Tea Party versus Occupy Wall Street
Lemos: "os dois movimentos representam estratégias distintas de formação de discurso"
Os dois movimentos operam tanto com a internet quanto com a mídia tradicional, mas representam estratégias distintas de formação de discurso
O Tea Party e o Occupy Wall Street têm muitas diferenças e ao menos uma semelhança: ambos querem influenciar a agenda política dos EUA. Cada um aponta para um lado, mas ambos pregam mudanças profundas. Analisando a estratégia de cada um dá para entender muito sobre como se faz política hoje.
O Tea Party apareceu no “mundo real”, reunindo a ala mais conservadora do Partido Republicano e os agregados no seu entorno. Foi impulsionado principalmente pela mídia tradicional. Para se ter uma ideia, um dos seus momentos fundadores foi o histérico discurso feito pelo jornalista Rick Santelli na rede CNBC em fevereiro de 2009. Ao vivo ele conclamava um “Tea Party” em Chicago e se propunha pessoalmente a “ajudar a organizar”. Pela TV, deu forma ao movimento. só um mês depois o Tea Party foi ganhar sua página no Facebook.

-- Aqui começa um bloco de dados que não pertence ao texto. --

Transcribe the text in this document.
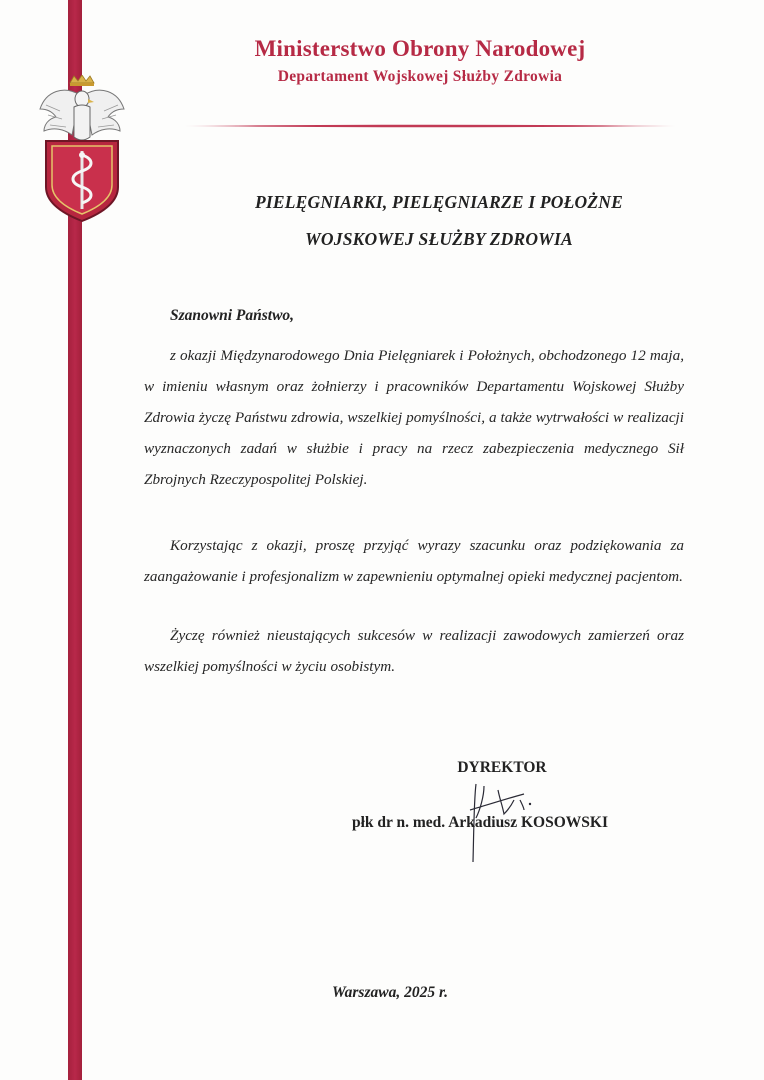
Ministerstwo Obrony Narodowej
Departament Wojskowej Służby Zdrowia
PIELĘGNIARKI, PIELĘGNIARZE I POŁOŻNE
WOJSKOWEJ SŁUŻBY ZDROWIA
Szanowni Państwo,

z okazji Międzynarodowego Dnia Pielęgniarek i Położnych, obchodzonego 12 maja, w imieniu własnym oraz żołnierzy i pracowników Departamentu Wojskowej Służby Zdrowia życzę Państwu zdrowia, wszelkiej pomyślności, a także wytrwałości w realizacji wyznaczonych zadań w służbie i pracy na rzecz zabezpieczenia medycznego Sił Zbrojnych Rzeczypospolitej Polskiej.

Korzystając z okazji, proszę przyjąć wyrazy szacunku oraz podziękowania za zaangażowanie i profesjonalizm w zapewnieniu optymalnej opieki medycznej pacjentom.

Życzę również nieustających sukcesów w realizacji zawodowych zamierzeń oraz wszelkiej pomyślności w życiu osobistym.

DYREKTOR
płk dr n. med. Arkadiusz KOSOWSKI
Warszawa, 2025 r.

Já o Occupy Wall Street precipitou-se através da rede. Inspirados pela primavera árabe, ativistas canadenses propuseram a ocupação inicial através de uma lista de e-mails. A proposta logo tornou-se viral e ganhou apoio do Anonymous, grupo de ativistas hackers que conclamou seus membros a “inundar Nova York com tendas e barricadas”. O movimento foi ignorado por semanas pela mídia. Na internet já existia até transmissão ao vivo da ocupação, mas em jornais e TVs pouquíssima coisa. Até que a maré virou e não deu para ignorar mais.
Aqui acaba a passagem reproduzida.